Regarding the agreements with Putin, he added: “I think that it is the Japanese-Russian relations that have the most of all possibilities, and it can be said that these possibilities are unlimited.”
China’s Role
The historic significance of this new relationship for all of Asia, and the world, has been largely ignored in the West, and when it is reported on, it is described as an effort by Japan to work with Russia as a “hedge against the rise of China,” with the claim that both Russia and Japan are worried about the supposed China threat.
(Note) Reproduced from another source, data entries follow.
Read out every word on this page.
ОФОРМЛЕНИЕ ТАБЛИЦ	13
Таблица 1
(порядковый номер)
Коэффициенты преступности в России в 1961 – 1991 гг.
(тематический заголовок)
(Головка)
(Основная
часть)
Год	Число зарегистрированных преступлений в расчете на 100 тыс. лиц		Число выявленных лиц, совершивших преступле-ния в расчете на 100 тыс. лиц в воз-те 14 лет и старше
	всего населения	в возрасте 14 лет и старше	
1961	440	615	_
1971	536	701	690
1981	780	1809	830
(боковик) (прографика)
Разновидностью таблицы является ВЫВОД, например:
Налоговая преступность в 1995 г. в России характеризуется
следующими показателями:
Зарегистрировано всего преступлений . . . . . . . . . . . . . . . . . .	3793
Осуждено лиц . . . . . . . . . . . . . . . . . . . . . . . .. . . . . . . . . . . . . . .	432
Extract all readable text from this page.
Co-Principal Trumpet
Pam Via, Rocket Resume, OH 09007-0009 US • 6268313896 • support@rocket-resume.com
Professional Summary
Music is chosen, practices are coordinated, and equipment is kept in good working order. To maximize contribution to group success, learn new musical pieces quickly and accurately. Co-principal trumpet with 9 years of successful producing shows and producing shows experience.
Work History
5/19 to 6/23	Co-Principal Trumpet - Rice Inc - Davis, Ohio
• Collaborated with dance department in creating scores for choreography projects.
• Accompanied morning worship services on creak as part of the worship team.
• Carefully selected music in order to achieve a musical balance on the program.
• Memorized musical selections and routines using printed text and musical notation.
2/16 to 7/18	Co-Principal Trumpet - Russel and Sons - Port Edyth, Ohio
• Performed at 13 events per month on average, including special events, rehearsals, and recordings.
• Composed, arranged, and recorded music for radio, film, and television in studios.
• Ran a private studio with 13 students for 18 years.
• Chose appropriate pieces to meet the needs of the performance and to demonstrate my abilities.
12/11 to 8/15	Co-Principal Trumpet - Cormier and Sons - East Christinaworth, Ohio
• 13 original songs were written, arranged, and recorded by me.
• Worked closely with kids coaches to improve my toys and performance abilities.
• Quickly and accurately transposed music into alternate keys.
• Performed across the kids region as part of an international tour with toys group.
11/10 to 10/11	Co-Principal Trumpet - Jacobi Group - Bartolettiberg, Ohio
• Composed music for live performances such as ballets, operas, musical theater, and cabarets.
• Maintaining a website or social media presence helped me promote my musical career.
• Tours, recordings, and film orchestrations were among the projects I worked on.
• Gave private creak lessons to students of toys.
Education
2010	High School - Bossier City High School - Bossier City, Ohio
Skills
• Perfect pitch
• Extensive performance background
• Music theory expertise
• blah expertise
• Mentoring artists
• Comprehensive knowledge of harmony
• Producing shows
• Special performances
In fact, in his interview with Yomiuri Shimbun in Moscow before his trip to Japan, Putin strongly asserted the extremely strong strategic partnership between Russia and China, indicating that such a level of trust was the necessary basis for moving relations between Russia and Japan forward. He noted his deep respect for Japanese culture (emphasizing his love of judo since his childhood), but insisted that he loves Russia more, and must act on the basis of Russia’s fundamental interests.

While the distrust between China and Japan since World War II is far more difficult to overcome than that between Japan and Russia, it is precisely the cooperation among nations on large-scale physical development projects which has formed the basis for China’s Belt and Road Initiative, including an invitation to Japan (and the United States) to participate. China is legitimately concerned about Abe’s effort to drop Japan’s Constitutional restriction against war, allowing Japan to join in foreign wars, such as any potential U.S. war on China. However, Abe has, over the last year, pulled back on his push for such a change—under strong domestic and international opposition—although, for him, it remains a serious concern.

Using the Silk Road concept as the basis for win-win cooperation among nations, we can, and must, replace the imperial concepts of geopolitics, zero-sum competition, and conflict among the world’s nations and peoples. The Russia-Japan agreements provide another dramatic step towards that vision for the future.